I might beat myself about the head because I cannot see the floor from one November to the next, but I know my children love this space, their home. And I've chosen to live with the way they show their love. Call that way rolling around, screaming, laughing, throwing themselves about, slamming doors, pulling the front room curtains down, creeping down under the fluffy sofa throw to read, and yelling obscenities while perched on the toilet. It's chaos. But it's our chaos.
Maggie should know above all that this is our family home. It's the place where we love, laugh, eat, sleep, shout, cry, argue, make up.
But it doesn't stop there. These rooms are filled with the things we have made and built. That mess of blue pipe cleaners, sequins and folded paper? It's Shark's home-made ray, and she dreams of the time she stood in the warm pool to stroke their silvery backs and feed them treats from her hand, and my underwater dreamer longs for that again. We'll try and help make her dream come true.

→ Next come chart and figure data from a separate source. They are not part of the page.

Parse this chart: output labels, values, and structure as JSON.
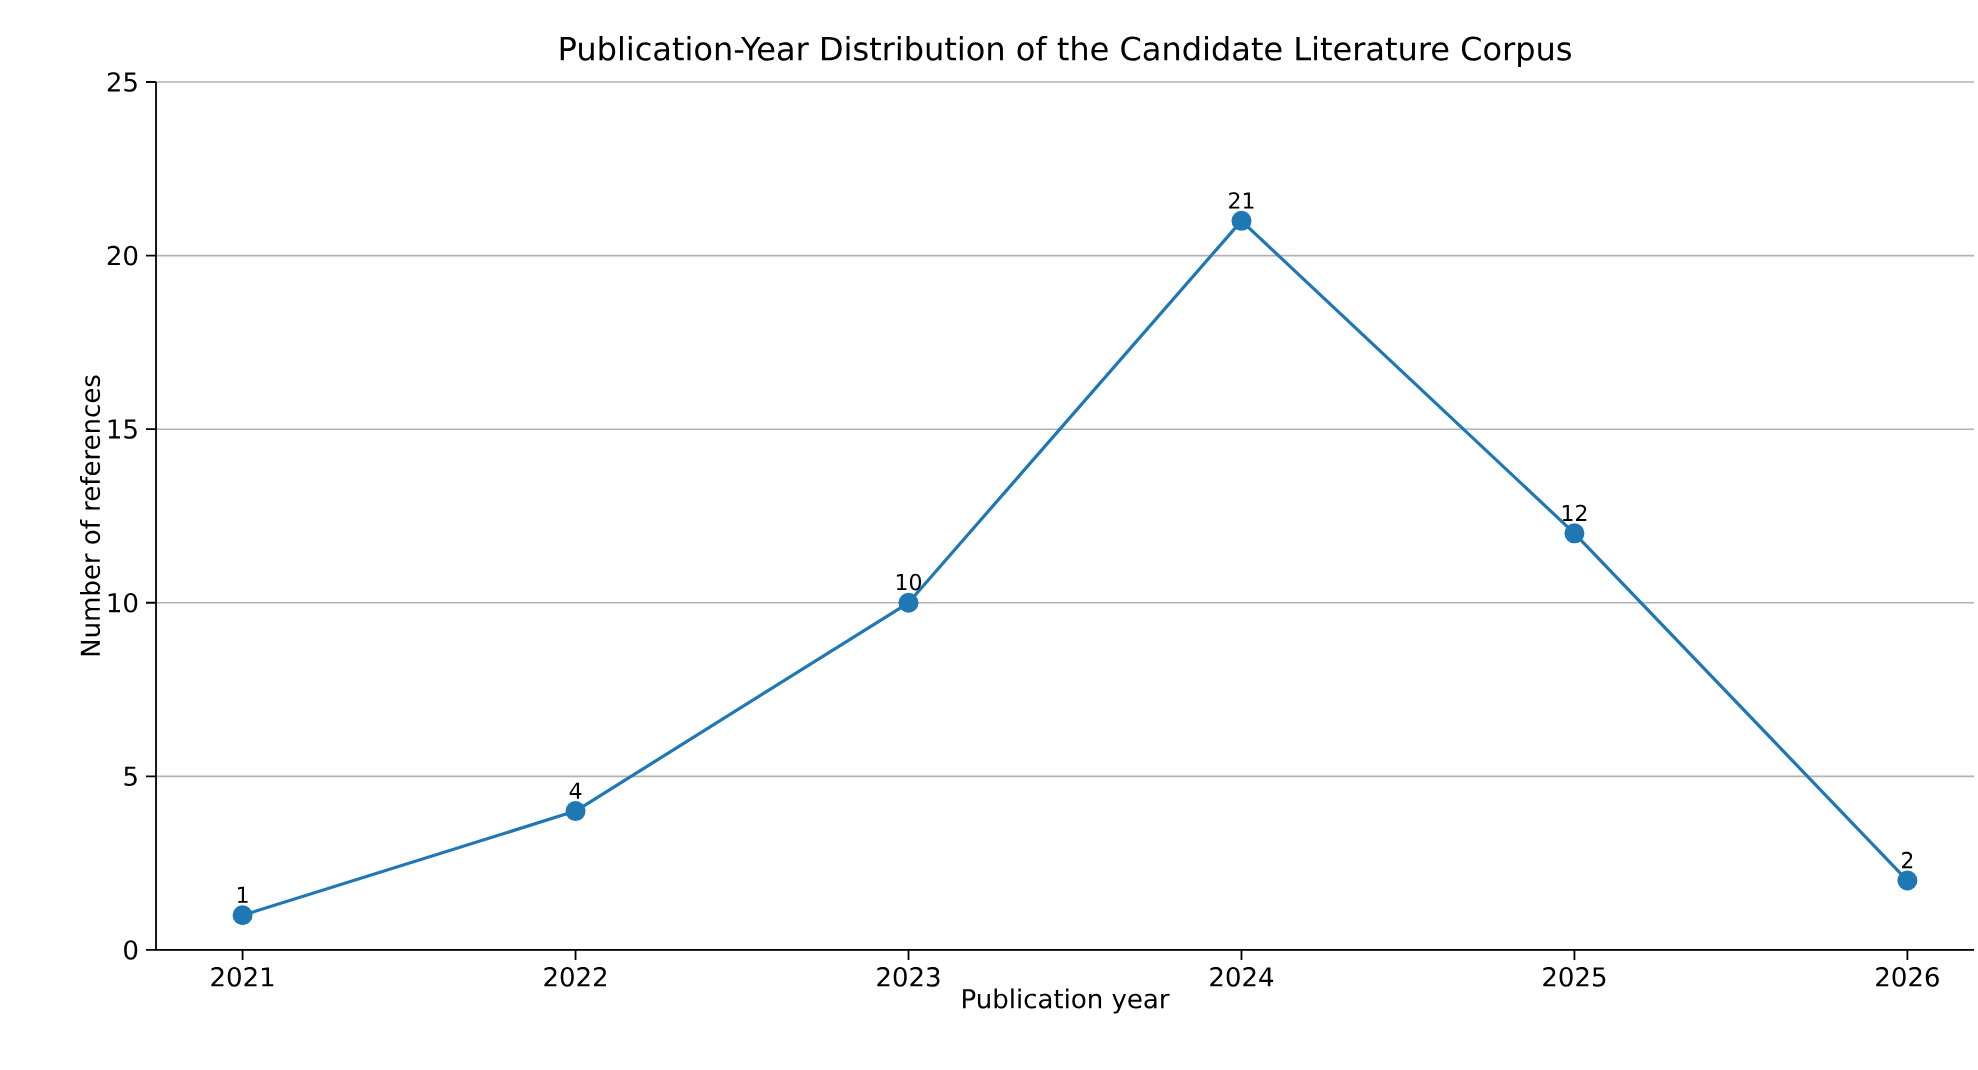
{
  "chart_data": {
    "type": "line",
    "title": "Publication-Year Distribution of the Candidate Literature Corpus",
    "xlabel": "Publication year",
    "ylabel": "Number of references",
    "x": [
      2021,
      2022,
      2023,
      2024,
      2025,
      2026
    ],
    "series": [
      {
        "color": "#1f77b4",
        "values": [
          1,
          4,
          10,
          21,
          12,
          2
        ]
      }
    ],
    "xlim": [
      2020.74,
      2026.2
    ],
    "xticks": [
      2021,
      2022,
      2023,
      2024,
      2025,
      2026
    ],
    "ylim": [
      0,
      25
    ],
    "yticks": [
      0,
      5,
      10,
      15,
      20,
      25
    ],
    "grid": "y",
    "marker": "circle",
    "line_style": "solid",
    "data_labels": true
  }
}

But that tangle of twisted wire? That's the day Squirrel spent two hours painfully constructing a wire horse from a design she'd seen painted in a Celtic festival. Every tiny piece of wire she carefully twisted between her near-bleeding fingers. I coaxed her to use the pliers; she still needed to feel the tiny threads press into her skin. That's how she learned the strength and tension of that wire.
And Tiger's painting, hanging on the wall in our front room. The one she screamed over, wept over, declared rubbish, and returned to, time and time again, bringing all the determination she could wring from her body to put into that paint the feeling she had. Tiger, trasher of bathroom, destroyer of clothing, creator of beauty: my most sensitive, expressive artist.
I wouldn't want to be Children's Commissioner, having to listen to all this.
But I bet this is all the wrong answer, so Maggie probably won't want to hear.